MVTec Software GmbH, Neherstr. 1, 81675 München, Germany.
IEEE Trans Pattern Anal Mach Intell. 2012 Oct;34(10):1902-14. doi: 10.1109/TPAMI.2011.266.
This paper describes an approach for recognizing instances of a 3D object in a single camera image and for determining their 3D poses. A hierarchical model is generated solely based on the geometry information of a 3D CAD model of the object. The approach does not rely on texture or reflectance information of the object's surface, making it useful for a wide range of industrial and robotic applications, e.g., bin-picking. A hierarchical view-based approach that addresses typical problems of previous methods is applied: It handles true perspective, is robust to noise, occlusions, and clutter to an extent that is sufficient for many practical applications, and is invariant to contrast changes. For the generation of this hierarchical model, a new model image generation technique by which scale-space effects can be taken into account is presented. The necessary object views are derived using a similarity-based aspect graph. The high robustness of an exhaustive search is combined with an efficient hierarchical search. The 3D pose is refined by using a least-squares adjustment that minimizes geometric distances in the image, yielding a position accuracy of up to 0.12 percent with respect to the object distance, and an orientation accuracy of up to 0.35 degree in our tests. The recognition time is largely independent of the complexity of the object, but depends mainly on the range of poses within which the object may appear in front of the camera. For efficiency reasons, the approach allows the restriction of the pose range depending on the application. Typical runtimes are in the range of a few hundred ms.

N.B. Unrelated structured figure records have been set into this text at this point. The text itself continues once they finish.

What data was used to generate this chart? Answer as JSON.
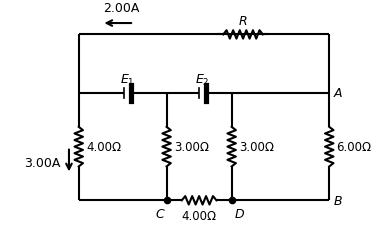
{
  "bg_color": "#ffffff",
  "line_color": "#000000",
  "line_width": 1.5,
  "fig_width": 3.74,
  "fig_height": 2.53,
  "dpi": 100,
  "xlim": [
    0,
    10
  ],
  "ylim": [
    0,
    7
  ],
  "labels": {
    "current_top": "2.00A",
    "current_left": "3.00A",
    "R": "R",
    "A": "A",
    "B": "B",
    "C": "C",
    "D": "D",
    "r1": "4.00Ω",
    "r2": "3.00Ω",
    "r3": "3.00Ω",
    "r4": "6.00Ω",
    "r5": "4.00Ω"
  },
  "xL": 1.5,
  "xM1": 4.2,
  "xM2": 6.2,
  "xR": 9.2,
  "yTop": 6.3,
  "yMid": 4.5,
  "yBot": 1.2,
  "res_amp": 0.13,
  "res_n": 6,
  "font_size": 9.0
}
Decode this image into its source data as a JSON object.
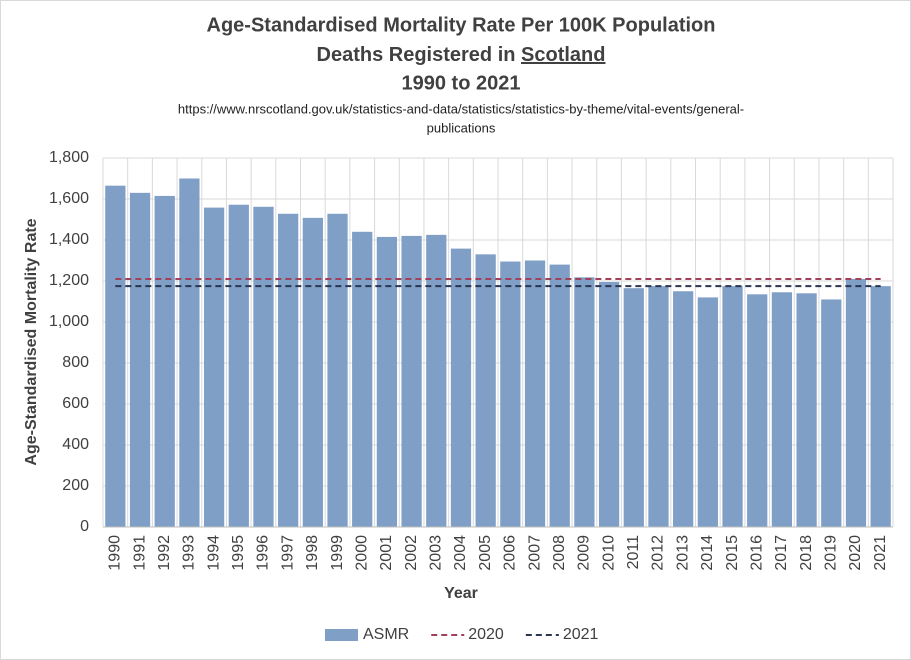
{
  "chart_data": {
    "type": "bar",
    "title": "Age-Standardised Mortality Rate Per 100K Population",
    "subtitle": [
      "Deaths Registered in",
      "Scotland"
    ],
    "period": "1990 to 2021",
    "source": [
      "https://www.nrscotland.gov.uk/statistics-and-data/statistics/statistics-by-theme/vital-events/general-",
      "publications"
    ],
    "x_label": "Year",
    "y_label": "Age-Standardised Mortality Rate",
    "categories": [
      "1990",
      "1991",
      "1992",
      "1993",
      "1994",
      "1995",
      "1996",
      "1997",
      "1998",
      "1999",
      "2000",
      "2001",
      "2002",
      "2003",
      "2004",
      "2005",
      "2006",
      "2007",
      "2008",
      "2009",
      "2010",
      "2011",
      "2012",
      "2013",
      "2014",
      "2015",
      "2016",
      "2017",
      "2018",
      "2019",
      "2020",
      "2021"
    ],
    "series": [
      {
        "name": "ASMR",
        "type": "bar",
        "color": "#7f9fc6",
        "values": [
          1665,
          1630,
          1615,
          1700,
          1558,
          1572,
          1562,
          1528,
          1508,
          1528,
          1440,
          1415,
          1420,
          1425,
          1358,
          1330,
          1295,
          1300,
          1280,
          1218,
          1195,
          1165,
          1175,
          1150,
          1120,
          1175,
          1135,
          1145,
          1140,
          1110,
          1210,
          1175
        ]
      },
      {
        "name": "2020",
        "type": "line",
        "color": "#a0405a",
        "dash": true,
        "values": [
          1210,
          1210,
          1210,
          1210,
          1210,
          1210,
          1210,
          1210,
          1210,
          1210,
          1210,
          1210,
          1210,
          1210,
          1210,
          1210,
          1210,
          1210,
          1210,
          1210,
          1210,
          1210,
          1210,
          1210,
          1210,
          1210,
          1210,
          1210,
          1210,
          1210,
          1210,
          1210
        ]
      },
      {
        "name": "2021",
        "type": "line",
        "color": "#2a3550",
        "dash": true,
        "values": [
          1175,
          1175,
          1175,
          1175,
          1175,
          1175,
          1175,
          1175,
          1175,
          1175,
          1175,
          1175,
          1175,
          1175,
          1175,
          1175,
          1175,
          1175,
          1175,
          1175,
          1175,
          1175,
          1175,
          1175,
          1175,
          1175,
          1175,
          1175,
          1175,
          1175,
          1175,
          1175
        ]
      }
    ],
    "ylim": [
      0,
      1800
    ],
    "yticks": [
      0,
      200,
      400,
      600,
      800,
      {
        "value": 1000,
        "label": "1,000"
      },
      {
        "value": 1200,
        "label": "1,200"
      },
      {
        "value": 1400,
        "label": "1,400"
      },
      {
        "value": 1600,
        "label": "1,600"
      },
      {
        "value": 1800,
        "label": "1,800"
      }
    ],
    "grid": true,
    "legend": "bottom"
  }
}
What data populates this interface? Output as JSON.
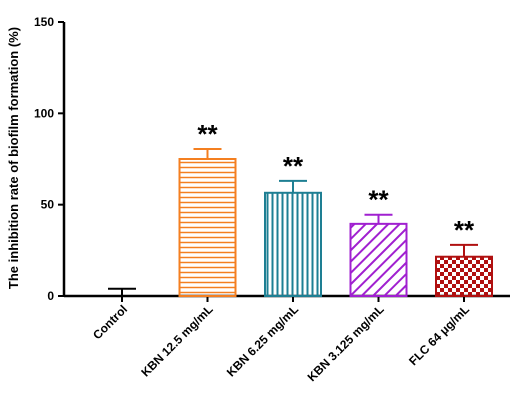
{
  "chart_data": {
    "type": "bar",
    "ylabel": "The inhibition rate of biofilm formation (%)",
    "ylim": [
      0,
      150
    ],
    "yticks": [
      0,
      50,
      100,
      150
    ],
    "categories": [
      "Control",
      "KBN 12.5 mg/mL",
      "KBN 6.25 mg/mL",
      "KBN 3.125 mg/mL",
      "FLC 64 μg/mL"
    ],
    "values": [
      0,
      75,
      56.5,
      39.5,
      21.5
    ],
    "errors": [
      4,
      5.5,
      6.5,
      5,
      6.5
    ],
    "significance": [
      "",
      "**",
      "**",
      "**",
      "**"
    ],
    "colors": [
      "#000000",
      "#f47f20",
      "#1e7f93",
      "#a020d0",
      "#b01010"
    ],
    "patterns": [
      "none",
      "horizontal-lines",
      "vertical-lines",
      "diagonal-lines",
      "checkerboard"
    ]
  }
}
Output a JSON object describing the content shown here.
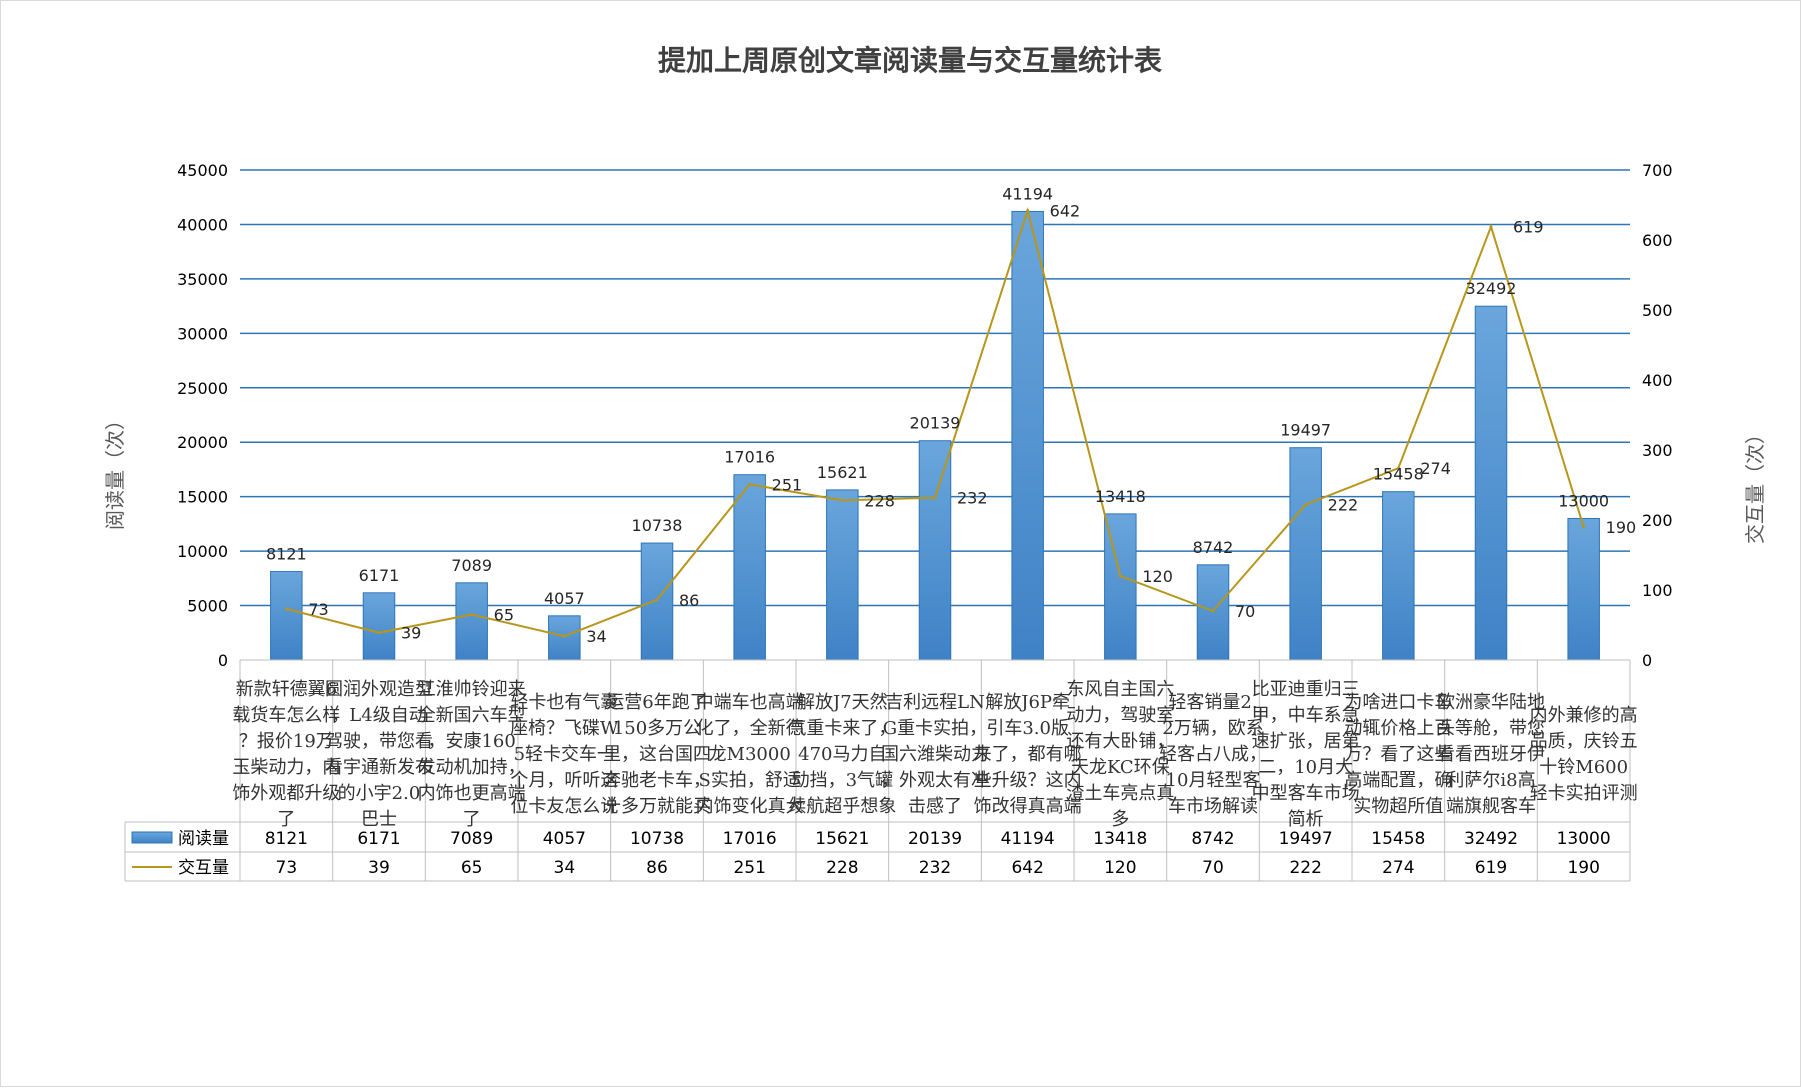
{
  "chart_data": {
    "type": "bar",
    "title": "提加上周原创文章阅读量与交互量统计表",
    "y_left_label": "阅读量（次）",
    "y_right_label": "交互量（次）",
    "y_left_range": [
      0,
      45000
    ],
    "y_left_ticks": [
      "0",
      "5000",
      "10000",
      "15000",
      "20000",
      "25000",
      "30000",
      "35000",
      "40000",
      "45000"
    ],
    "y_right_range": [
      0,
      700
    ],
    "y_right_ticks": [
      "0",
      "100",
      "200",
      "300",
      "400",
      "500",
      "600",
      "700"
    ],
    "grid": true,
    "legend": "data-table",
    "categories": [
      "新款轩德翼6载货车怎么样？报价19万玉柴动力，内饰外观都升级了",
      "圆润外观造型，L4级自动驾驶，带您看看宇通新发布的小宇2.0巴士",
      "江淮帅铃迎来全新国六车型，安康160发动机加持，内饰也更高端了",
      "轻卡也有气囊座椅？飞碟W5轻卡交车一个月，听听这位卡友怎么说",
      "运营6年跑了150多万公里，这台国四奔驰老卡车，十多万就能买",
      "中端车也高端化了，全新德龙M3000S实拍，舒适内饰变化真大",
      "解放J7天然气重卡来了，470马力自动挡，3气罐续航超乎想象",
      "吉利远程LNG重卡实拍，国六潍柴动力，外观太有冲击感了",
      "解放J6P牵引车3.0版来了，都有哪些升级？这内饰改得真高端",
      "东风自主国六动力，驾驶室还有大卧铺，天龙KC环保渣土车亮点真多",
      "轻客销量2.2万辆，欧系轻客占八成，10月轻型客车市场解读",
      "比亚迪重归三甲，中车系急速扩张，居第二，10月大中型客车市场简析",
      "为啥进口卡车动辄价格上百万？看了这些高端配置，确实物超所值",
      "欧洲豪华陆地头等舱，带您看看西班牙伊利萨尔i8高端旗舰客车",
      "内外兼修的高品质，庆铃五十铃M600轻卡实拍评测"
    ],
    "series": [
      {
        "name": "阅读量",
        "type": "bar",
        "axis": "left",
        "color": "#5b9bd5",
        "values": [
          8121,
          6171,
          7089,
          4057,
          10738,
          17016,
          15621,
          20139,
          41194,
          13418,
          8742,
          19497,
          15458,
          32492,
          13000
        ]
      },
      {
        "name": "交互量",
        "type": "line",
        "axis": "right",
        "color": "#b8961a",
        "values": [
          73,
          39,
          65,
          34,
          86,
          251,
          228,
          232,
          642,
          120,
          70,
          222,
          274,
          619,
          190
        ]
      }
    ]
  }
}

本文描述了一种在单目相机图像中识别三维物体实例并确定其三维姿态的方法。该方法仅基于物体三维 CAD 模型的几何信息生成层次模型。该方法不依赖于物体表面的纹理或反射信息,因此适用于广泛的工业和机器人应用,例如,料箱拣选。应用了一种基于分层视图的方法来解决以前方法的典型问题:它处理真实的透视效果,对噪声、遮挡和杂乱具有足够的鲁棒性,足以满足许多实际应用的需求,并且对对比度变化具有不变性。为了生成这种层次模型,提出了一种新的模型图像生成技术,可以考虑尺度空间效果。使用基于相似性的方面图来推导必要的物体视图。通过使用穷尽搜索的高鲁棒性与有效的分层搜索相结合,可以对 3D 姿态进行细化。通过最小化图像中的几何距离进行最小二乘调整,在我们的测试中,位置精度高达相对于物体距离的 0.12%,方向精度高达 0.35 度。识别时间在很大程度上与物体的复杂性无关,但主要取决于物体在相机前可能出现的姿态范围。出于效率原因,该方法允许根据应用程序限制姿态范围。典型的运行时间在几百毫秒范围内。